There were nearly 80,000 spectators roaring on their team during Sunday's FA Cup semi-finals, but the 10,000-plus empty seats spoke louder than any of the filled ones.

"Enough is enough" was their cry. "Our loyalty has been exploited for too long." Now, perhaps, the game will recognise that in its grasping rush towards millionaire players and multi-million-pound television deals the most important people have been left behind. It had better, or the boom will turn to dust.

Supporters have long been treated like children, to be seen but not heard - except when creating the "atmosphere" so beloved by television. In the bad old days they were regarded as terrace fodder, expected to turn up every fortnight despite archaic, often dangerous, facilities. Even after years of decline and tragedy it took government legislation to change that.

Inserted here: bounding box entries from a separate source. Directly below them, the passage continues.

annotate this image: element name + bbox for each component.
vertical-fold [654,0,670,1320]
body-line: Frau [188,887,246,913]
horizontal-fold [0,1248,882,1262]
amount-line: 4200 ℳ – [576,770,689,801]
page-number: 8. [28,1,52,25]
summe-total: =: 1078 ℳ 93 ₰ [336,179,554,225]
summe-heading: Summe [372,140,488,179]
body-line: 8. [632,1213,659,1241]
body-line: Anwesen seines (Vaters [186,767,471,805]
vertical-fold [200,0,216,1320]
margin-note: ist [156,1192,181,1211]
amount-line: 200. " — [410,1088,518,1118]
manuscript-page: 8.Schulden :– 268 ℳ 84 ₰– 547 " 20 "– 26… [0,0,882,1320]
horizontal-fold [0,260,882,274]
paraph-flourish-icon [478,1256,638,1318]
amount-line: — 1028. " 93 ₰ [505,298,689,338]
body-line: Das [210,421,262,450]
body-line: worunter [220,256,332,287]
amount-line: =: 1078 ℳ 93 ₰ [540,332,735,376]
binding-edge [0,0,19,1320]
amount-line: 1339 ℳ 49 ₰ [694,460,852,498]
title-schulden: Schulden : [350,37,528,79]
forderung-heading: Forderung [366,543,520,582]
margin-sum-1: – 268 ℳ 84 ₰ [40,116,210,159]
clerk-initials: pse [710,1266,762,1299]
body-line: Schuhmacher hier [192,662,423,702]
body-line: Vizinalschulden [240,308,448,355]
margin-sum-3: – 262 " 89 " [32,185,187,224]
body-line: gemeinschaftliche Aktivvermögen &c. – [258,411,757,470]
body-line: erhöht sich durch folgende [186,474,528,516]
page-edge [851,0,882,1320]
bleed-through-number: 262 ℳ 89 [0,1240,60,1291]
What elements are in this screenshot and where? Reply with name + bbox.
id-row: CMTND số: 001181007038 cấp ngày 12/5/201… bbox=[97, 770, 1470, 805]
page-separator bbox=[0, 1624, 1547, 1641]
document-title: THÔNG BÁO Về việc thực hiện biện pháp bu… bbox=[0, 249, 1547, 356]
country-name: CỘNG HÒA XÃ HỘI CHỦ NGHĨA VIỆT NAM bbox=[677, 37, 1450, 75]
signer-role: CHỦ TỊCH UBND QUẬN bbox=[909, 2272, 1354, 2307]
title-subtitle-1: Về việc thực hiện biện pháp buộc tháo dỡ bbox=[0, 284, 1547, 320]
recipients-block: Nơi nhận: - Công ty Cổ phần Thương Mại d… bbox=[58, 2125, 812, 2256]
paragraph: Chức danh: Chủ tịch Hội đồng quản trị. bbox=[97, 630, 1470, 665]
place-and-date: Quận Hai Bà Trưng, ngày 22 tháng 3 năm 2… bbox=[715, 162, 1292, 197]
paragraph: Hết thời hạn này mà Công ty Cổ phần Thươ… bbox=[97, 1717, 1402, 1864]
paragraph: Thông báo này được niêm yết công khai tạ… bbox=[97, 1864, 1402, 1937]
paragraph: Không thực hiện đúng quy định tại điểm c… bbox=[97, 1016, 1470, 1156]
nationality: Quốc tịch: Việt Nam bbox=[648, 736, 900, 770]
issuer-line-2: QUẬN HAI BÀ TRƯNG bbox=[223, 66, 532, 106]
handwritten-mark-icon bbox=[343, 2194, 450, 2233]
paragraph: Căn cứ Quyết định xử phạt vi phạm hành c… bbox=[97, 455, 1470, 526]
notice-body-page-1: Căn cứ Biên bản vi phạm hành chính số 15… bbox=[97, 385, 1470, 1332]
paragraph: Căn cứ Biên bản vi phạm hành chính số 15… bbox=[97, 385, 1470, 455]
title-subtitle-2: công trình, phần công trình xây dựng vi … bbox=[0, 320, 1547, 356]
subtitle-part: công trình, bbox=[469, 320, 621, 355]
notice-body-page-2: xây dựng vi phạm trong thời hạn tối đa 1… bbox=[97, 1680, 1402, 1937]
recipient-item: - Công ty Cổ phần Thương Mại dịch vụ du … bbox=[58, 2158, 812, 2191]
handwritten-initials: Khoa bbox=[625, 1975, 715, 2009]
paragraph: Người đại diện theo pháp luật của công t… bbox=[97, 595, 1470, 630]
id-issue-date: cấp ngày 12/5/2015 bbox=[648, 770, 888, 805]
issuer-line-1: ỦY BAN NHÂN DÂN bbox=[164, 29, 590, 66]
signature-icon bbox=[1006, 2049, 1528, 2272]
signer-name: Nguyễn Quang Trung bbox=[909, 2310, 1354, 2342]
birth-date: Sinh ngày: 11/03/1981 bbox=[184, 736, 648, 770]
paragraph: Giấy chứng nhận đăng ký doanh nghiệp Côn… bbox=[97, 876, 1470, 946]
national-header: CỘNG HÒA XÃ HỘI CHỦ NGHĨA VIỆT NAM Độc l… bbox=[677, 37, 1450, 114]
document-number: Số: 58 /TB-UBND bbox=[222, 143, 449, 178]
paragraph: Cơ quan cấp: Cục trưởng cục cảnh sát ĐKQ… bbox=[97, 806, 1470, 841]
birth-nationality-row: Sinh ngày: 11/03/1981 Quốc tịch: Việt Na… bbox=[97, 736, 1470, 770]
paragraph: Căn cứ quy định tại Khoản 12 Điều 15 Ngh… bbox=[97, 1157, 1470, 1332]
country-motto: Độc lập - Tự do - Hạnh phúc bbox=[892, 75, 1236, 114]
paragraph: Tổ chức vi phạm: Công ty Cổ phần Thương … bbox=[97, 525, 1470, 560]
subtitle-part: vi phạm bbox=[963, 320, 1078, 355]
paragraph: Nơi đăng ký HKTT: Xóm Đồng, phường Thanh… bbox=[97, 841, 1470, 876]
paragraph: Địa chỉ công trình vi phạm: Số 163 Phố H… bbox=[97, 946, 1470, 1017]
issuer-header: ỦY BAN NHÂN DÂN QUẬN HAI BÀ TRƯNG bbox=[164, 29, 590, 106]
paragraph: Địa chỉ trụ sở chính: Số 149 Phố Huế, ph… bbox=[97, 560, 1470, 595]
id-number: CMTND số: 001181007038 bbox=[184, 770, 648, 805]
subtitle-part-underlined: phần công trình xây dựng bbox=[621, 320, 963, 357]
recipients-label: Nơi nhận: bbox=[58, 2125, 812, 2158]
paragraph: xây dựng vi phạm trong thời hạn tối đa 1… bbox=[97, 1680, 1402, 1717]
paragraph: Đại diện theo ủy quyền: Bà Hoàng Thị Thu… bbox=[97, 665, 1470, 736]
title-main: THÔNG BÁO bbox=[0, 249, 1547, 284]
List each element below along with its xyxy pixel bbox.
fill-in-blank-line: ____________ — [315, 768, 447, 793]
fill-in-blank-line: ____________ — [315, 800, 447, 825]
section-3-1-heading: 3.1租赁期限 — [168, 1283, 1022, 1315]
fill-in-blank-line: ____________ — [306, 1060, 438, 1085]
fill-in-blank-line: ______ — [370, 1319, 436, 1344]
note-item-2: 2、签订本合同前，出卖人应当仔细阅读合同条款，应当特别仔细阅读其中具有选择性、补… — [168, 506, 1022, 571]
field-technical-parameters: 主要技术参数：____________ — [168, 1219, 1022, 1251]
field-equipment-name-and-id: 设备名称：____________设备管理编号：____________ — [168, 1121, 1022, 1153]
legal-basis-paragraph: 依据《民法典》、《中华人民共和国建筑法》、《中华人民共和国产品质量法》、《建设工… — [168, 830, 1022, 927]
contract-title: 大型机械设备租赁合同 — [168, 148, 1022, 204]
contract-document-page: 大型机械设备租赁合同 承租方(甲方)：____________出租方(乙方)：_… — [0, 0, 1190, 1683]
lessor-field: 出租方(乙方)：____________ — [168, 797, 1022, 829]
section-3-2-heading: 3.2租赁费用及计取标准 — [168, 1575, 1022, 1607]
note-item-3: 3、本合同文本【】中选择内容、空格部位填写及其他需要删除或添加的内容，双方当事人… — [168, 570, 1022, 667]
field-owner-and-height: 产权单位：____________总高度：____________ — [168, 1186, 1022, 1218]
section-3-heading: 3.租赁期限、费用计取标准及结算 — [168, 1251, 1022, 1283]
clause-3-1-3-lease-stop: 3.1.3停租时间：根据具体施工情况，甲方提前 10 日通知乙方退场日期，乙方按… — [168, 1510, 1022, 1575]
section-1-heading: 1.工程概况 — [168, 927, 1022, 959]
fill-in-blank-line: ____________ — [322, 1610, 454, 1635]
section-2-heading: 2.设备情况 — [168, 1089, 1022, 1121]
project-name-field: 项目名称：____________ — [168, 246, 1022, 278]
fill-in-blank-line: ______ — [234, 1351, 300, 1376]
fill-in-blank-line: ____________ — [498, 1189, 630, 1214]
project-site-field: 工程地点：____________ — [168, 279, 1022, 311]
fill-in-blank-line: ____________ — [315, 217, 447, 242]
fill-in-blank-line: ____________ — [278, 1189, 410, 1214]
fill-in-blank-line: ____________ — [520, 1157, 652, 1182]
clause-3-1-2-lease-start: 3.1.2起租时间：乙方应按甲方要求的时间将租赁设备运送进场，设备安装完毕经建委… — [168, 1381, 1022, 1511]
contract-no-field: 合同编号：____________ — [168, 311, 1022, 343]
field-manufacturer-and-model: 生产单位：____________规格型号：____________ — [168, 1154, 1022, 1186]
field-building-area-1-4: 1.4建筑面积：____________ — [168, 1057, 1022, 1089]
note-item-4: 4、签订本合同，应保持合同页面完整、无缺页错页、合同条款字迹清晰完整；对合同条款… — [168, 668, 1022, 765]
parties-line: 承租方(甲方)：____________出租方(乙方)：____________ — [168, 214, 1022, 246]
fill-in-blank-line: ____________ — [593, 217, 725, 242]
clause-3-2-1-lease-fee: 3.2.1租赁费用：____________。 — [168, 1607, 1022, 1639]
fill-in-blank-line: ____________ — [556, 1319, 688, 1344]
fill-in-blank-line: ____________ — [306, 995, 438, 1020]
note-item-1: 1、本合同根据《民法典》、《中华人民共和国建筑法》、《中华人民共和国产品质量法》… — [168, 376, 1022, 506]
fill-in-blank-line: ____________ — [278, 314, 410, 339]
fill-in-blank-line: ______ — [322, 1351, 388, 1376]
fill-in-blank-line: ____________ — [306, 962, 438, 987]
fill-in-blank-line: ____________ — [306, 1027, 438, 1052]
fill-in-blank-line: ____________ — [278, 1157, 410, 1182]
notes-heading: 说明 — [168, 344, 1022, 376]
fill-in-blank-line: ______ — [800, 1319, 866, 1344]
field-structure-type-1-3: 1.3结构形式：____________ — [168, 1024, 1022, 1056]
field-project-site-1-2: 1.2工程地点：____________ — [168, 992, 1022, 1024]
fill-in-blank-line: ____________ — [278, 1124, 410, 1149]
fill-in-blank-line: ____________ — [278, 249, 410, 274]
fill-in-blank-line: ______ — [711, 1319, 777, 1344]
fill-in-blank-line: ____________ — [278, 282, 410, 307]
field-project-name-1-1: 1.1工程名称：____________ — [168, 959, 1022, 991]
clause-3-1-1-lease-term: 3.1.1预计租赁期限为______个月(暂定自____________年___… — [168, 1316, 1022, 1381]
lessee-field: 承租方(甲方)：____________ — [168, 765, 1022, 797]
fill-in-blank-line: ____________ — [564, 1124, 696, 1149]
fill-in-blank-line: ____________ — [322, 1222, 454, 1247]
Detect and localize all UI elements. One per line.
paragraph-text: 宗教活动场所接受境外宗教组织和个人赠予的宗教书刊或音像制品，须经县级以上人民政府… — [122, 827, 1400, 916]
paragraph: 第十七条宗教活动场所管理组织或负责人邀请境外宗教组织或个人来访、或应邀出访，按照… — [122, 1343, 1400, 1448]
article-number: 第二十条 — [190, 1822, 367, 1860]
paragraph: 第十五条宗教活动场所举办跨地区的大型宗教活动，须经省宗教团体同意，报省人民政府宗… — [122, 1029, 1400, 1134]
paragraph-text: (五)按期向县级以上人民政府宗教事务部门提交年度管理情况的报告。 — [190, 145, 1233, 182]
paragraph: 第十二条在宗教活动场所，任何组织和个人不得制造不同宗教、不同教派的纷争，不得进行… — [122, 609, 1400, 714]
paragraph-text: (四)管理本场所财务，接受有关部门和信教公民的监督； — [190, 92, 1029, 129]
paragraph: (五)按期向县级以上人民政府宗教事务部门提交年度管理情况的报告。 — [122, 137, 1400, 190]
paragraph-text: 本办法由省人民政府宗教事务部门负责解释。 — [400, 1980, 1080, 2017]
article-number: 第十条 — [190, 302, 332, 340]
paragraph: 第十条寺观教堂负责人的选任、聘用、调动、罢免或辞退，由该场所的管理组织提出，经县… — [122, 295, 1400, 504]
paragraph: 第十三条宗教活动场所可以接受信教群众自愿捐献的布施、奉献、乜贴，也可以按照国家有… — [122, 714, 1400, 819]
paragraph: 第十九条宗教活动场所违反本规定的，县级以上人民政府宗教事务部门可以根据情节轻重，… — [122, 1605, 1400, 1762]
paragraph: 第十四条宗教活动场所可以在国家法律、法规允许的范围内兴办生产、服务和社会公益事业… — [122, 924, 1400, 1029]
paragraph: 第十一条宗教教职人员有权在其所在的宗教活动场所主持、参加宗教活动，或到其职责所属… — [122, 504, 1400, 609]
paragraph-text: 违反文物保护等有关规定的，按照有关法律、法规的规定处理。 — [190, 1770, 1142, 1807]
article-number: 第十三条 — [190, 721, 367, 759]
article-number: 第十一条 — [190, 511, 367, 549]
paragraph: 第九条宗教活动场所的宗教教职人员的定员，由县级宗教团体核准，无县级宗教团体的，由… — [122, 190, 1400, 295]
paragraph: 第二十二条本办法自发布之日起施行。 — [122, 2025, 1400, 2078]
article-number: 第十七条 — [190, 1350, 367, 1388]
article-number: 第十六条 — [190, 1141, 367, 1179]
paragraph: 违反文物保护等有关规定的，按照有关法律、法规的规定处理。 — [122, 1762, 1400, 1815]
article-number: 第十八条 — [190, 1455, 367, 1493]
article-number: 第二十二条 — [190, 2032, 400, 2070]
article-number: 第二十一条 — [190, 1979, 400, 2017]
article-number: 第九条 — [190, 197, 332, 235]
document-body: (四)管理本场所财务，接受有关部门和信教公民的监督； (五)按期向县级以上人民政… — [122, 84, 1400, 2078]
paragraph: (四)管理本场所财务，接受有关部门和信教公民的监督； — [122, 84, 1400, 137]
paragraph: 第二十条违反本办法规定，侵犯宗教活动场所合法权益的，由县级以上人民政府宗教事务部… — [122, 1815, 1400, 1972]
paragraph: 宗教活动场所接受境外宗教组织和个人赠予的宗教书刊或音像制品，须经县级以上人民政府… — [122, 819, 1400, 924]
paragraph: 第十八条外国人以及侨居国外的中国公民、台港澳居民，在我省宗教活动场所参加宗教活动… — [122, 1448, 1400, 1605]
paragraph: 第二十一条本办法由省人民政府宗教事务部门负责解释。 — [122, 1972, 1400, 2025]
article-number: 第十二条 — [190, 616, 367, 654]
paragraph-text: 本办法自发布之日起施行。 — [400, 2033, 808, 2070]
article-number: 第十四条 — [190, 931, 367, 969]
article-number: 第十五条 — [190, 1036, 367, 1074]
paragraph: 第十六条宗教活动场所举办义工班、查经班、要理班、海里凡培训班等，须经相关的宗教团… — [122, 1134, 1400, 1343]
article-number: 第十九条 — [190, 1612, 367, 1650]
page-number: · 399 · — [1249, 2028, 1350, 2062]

Now they are seen as cash cows, to be milked at the gate, at the club megastore, and by superfluous membership schemes. While Manchester United fans complain about admission prices, those of Middlesbrough and Sunderland protest at season-ticket only entry. The clubs point to better stadiums, fans retort by noting that the Football Trust has paid for many of the improvements and television was supposed to subsidise the rest - compensation, in part, for the constant switching of fixtures to inconvenient Sunday afternoons and Monday evenings.

The Football Association, freed from even a cursory nod at preserving fan-club relations, is even greedier. Ninety per cent of semi-final tickets were priced at pounds 30-pounds 38. Bland programmes were pounds 3. The wonder is not that 10,000 stayed away, it is that so many turned up.

It is no surprise to find the guilty men are the same group that expect fans to pay up to pounds 45 to watch England play friendlies. Crawl forward the Match and Grounds Committee, a 14-man covey who watch much of their professional football from the comfort of a directors' box, with a half- time buffet, a post-match drink and all for free. They include just five members of the professional game.

Meanwhile, players' earnings move beyond comprehension and a disturbing number of directors and chairman are becoming rich through changing club structures, selling shares, or paying themselves vast salaries as managing directors.

They sit, in their panelled board rooms and bray "plenty more where you came from" at complaining fans. Not for ever, there won't be, not if prices continue to rise. And, when the stands are empty, will Bergkamp, Gullit and Sky still be interested?